Na mesma toada, lecionam Nelson Nery Junior e Rosa Maria de Andrade Nery:

Momento em que devem estar preenchidas as condições da ação. Não só para propor ou contestar ação, mas também para ter direito a obter sentença de mérito (favorável ou desfavorável) é necessária a presença das condições da ação (legitimidade das partes, interesse processual processual e possibilidade jurídica do pedido - CPC 267 VI) no momento da prolação da sentença. [...] Caso não existam elementos no processo para que o juiz aprecie as condições da ação na fase de saneamento do processo, poderá fazê-lo quando da prolação da sentença, pois, se trata de matéria de ordem pública (RJTJSP 139/181), não sujeita à preclusão.

E ainda:

Legitimidade das partes. Parte, em sentido processual, é aquela que pede (parte ativa) e aquela em face de quem se pede (parte passiva) a tutela jurisdicional. [...] Quando existe coincidência entre a legitimação do direito material que se quer discutir em juízo e a titularidade do direito de ação, diz-se que se trata de legitimação ordinária para a causa, que é a regra geral: aquele que se afirma titular do direito material tem legitimidade para, como parte processual (autor ou réu), discuti-lo em juízo. (Código de Processo Civil comentado. 10 ed. São Paulo: Editora Revista dos Tribunais, 2008. p. 167).

A situação legitimante, portanto, decorre da relação material exposta na inicial. Assim, para que tenha legitimidade para figurar no polo passivo da demanda o demandado deve integrar a relação jurídica afirmada pelo autor.

No caso em apreço, a parte autora objetiva obter por meio de provimento judicial para dar cumprimento à medida liminar de suspensão dos efeitos de protestos deferida na ação de n. 0019872-84.2013.8.24.0039 promovida em desfavor de Samsung Eletrônica da Amazônia Ltda.

Ocorre que a presente ação julgada extinta foi ajuizada contra o cartório extrajudicial que não possui personalidade jurídica e, assim, legitimidade para responder o feito, devendo ser representado em juízo por seu titular.

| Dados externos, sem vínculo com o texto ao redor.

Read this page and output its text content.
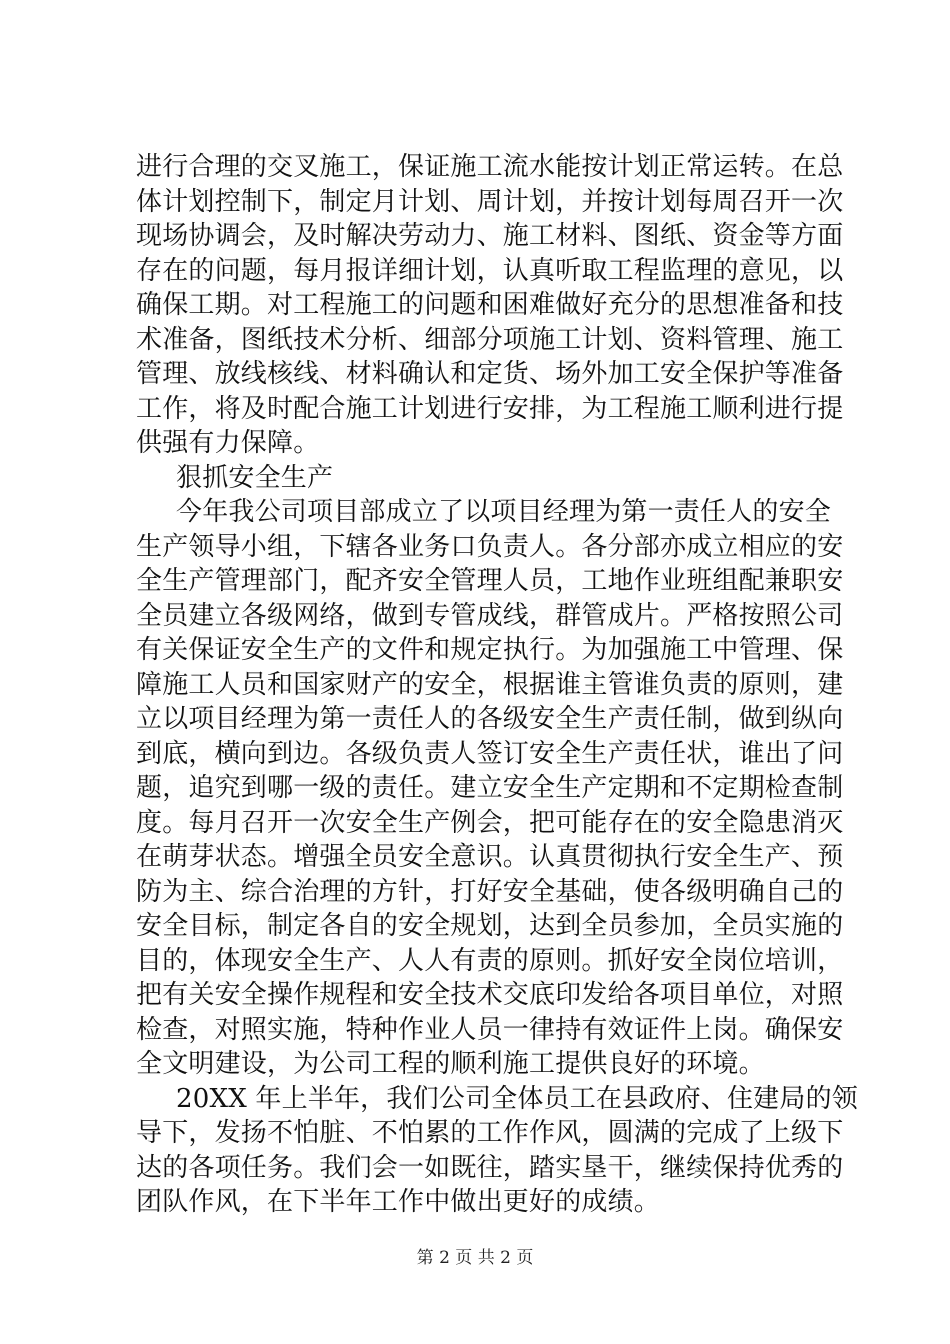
进行合理的交叉施工，保证施工流水能按计划正常运转。在总
体计划控制下，制定月计划、周计划，并按计划每周召开一次
现场协调会，及时解决劳动力、施工材料、图纸、资金等方面
存在的问题，每月报详细计划，认真听取工程监理的意见，以
确保工期。对工程施工的问题和困难做好充分的思想准备和技
术准备，图纸技术分析、细部分项施工计划、资料管理、施工
管理、放线核线、材料确认和定货、场外加工安全保护等准备
工作，将及时配合施工计划进行安排，为工程施工顺利进行提
供强有力保障。
狠抓安全生产
今年我公司项目部成立了以项目经理为第一责任人的安全
生产领导小组，下辖各业务口负责人。各分部亦成立相应的安
全生产管理部门，配齐安全管理人员，工地作业班组配兼职安
全员建立各级网络，做到专管成线，群管成片。严格按照公司
有关保证安全生产的文件和规定执行。为加强施工中管理、保
障施工人员和国家财产的安全，根据谁主管谁负责的原则，建
立以项目经理为第一责任人的各级安全生产责任制，做到纵向
到底，横向到边。各级负责人签订安全生产责任状，谁出了问
题，追究到哪一级的责任。建立安全生产定期和不定期检查制
度。每月召开一次安全生产例会，把可能存在的安全隐患消灭
在萌芽状态。增强全员安全意识。认真贯彻执行安全生产、预
防为主、综合治理的方针，打好安全基础，使各级明确自己的
安全目标，制定各自的安全规划，达到全员参加，全员实施的
目的，体现安全生产、人人有责的原则。抓好安全岗位培训，
把有关安全操作规程和安全技术交底印发给各项目单位，对照
检查，对照实施，特种作业人员一律持有效证件上岗。确保安
全文明建设，为公司工程的顺利施工提供良好的环境。
20XX 年上半年，我们公司全体员工在县政府、住建局的领
导下，发扬不怕脏、不怕累的工作作风，圆满的完成了上级下
达的各项任务。我们会一如既往，踏实垦干，继续保持优秀的
团队作风，在下半年工作中做出更好的成绩。
第 2 页 共 2 页
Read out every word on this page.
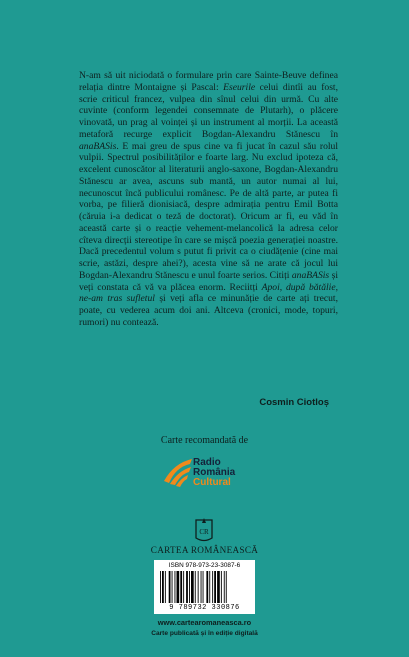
N-am să uit niciodată o formulare prin care Sainte-Beuve definea relația dintre Montaigne și Pascal: Eseurile celui dintîi au fost, scrie criticul francez, vulpea din sînul celui din urmă. Cu alte cuvinte (conform legendei consemnate de Plutarh), o plăcere vinovată, un prag al voinței și un instrument al morții. La această metaforă recurge explicit Bogdan-Alexandru Stănescu în anaBASis. E mai greu de spus cine va fi jucat în cazul său rolul vulpii. Spectrul posibilităților e foarte larg. Nu exclud ipoteza că, excelent cunoscător al literaturii anglo-saxone, Bogdan-Alexandru Stănescu ar avea, ascuns sub mantă, un autor numai al lui, necunoscut încă publicului românesc. Pe de altă parte, ar putea fi vorba, pe filieră dionisiacă, despre admirația pentru Emil Botta (căruia i-a dedicat o teză de doctorat). Oricum ar fi, eu văd în această carte și o reacție vehement-melancolică la adresa celor cîteva direcții stereotipe în care se mișcă poezia generației noastre. Dacă precedentul volum s putut fi privit ca o ciudățenie (cine mai scrie, astăzi, despre ahei?), acesta vine să ne arate că jocul lui Bogdan-Alexandru Stănescu e unul foarte serios. Citiți anaBASis și veți constata că vă va plăcea enorm. Reciitți Apoi, după bătălie, ne-am tras sufletul și veți afla ce minunăție de carte ați trecut, poate, cu vederea acum doi ani. Altceva (cronici, mode, topuri, rumori) nu contează.

Cosmin Ciotloș
Carte recomandată de
Radio
România
Cultural
CR
CARTEA ROMÂNEASCĂ
ISBN 978-973-23-3087-6
9 789732 330876
www.cartearomaneasca.ro
Carte publicată și în ediție digitală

A Lei n. 8.935/94, que regulamenta o artigo 236 da Constituição Federal e dispõe acerca de serviços notariais e de registro, prevê no seu artigo 22:

Art. 22. Os notários e oficiais de registro responderão pelos danos que eles e seus prepostos causem a terceiros, na prática de atos próprios da serventia, assegurado aos primeiros direito de regresso no caso de dolo ou culpa dos prepostos.

Na mesma linha, a Lei n. 9.492/97, que define competência e regulamenta os serviços concernentes ao protesto de títulos e outros documentos de dívida, dispõe em seu artigo 38:

Art. 38. Os Tabeliães de Protesto de Títulos são civilmente responsáveis por todos os prejuízos que causarem, por culpa ou dolo, pessoalmente, pelos substitutos que designarem ou Escreventes que autorizarem, assegurado o direito de regresso.

Sendo assim, se pode concluir que a responsabilidade pelos atos praticados no âmbito do cartório é de responsabilidade do Tabelião titular à época dos fatos, e não da serventia extrajudicial que sequer possui personalidade jurídica própria e, portanto, não pode ser parte legítima no feito.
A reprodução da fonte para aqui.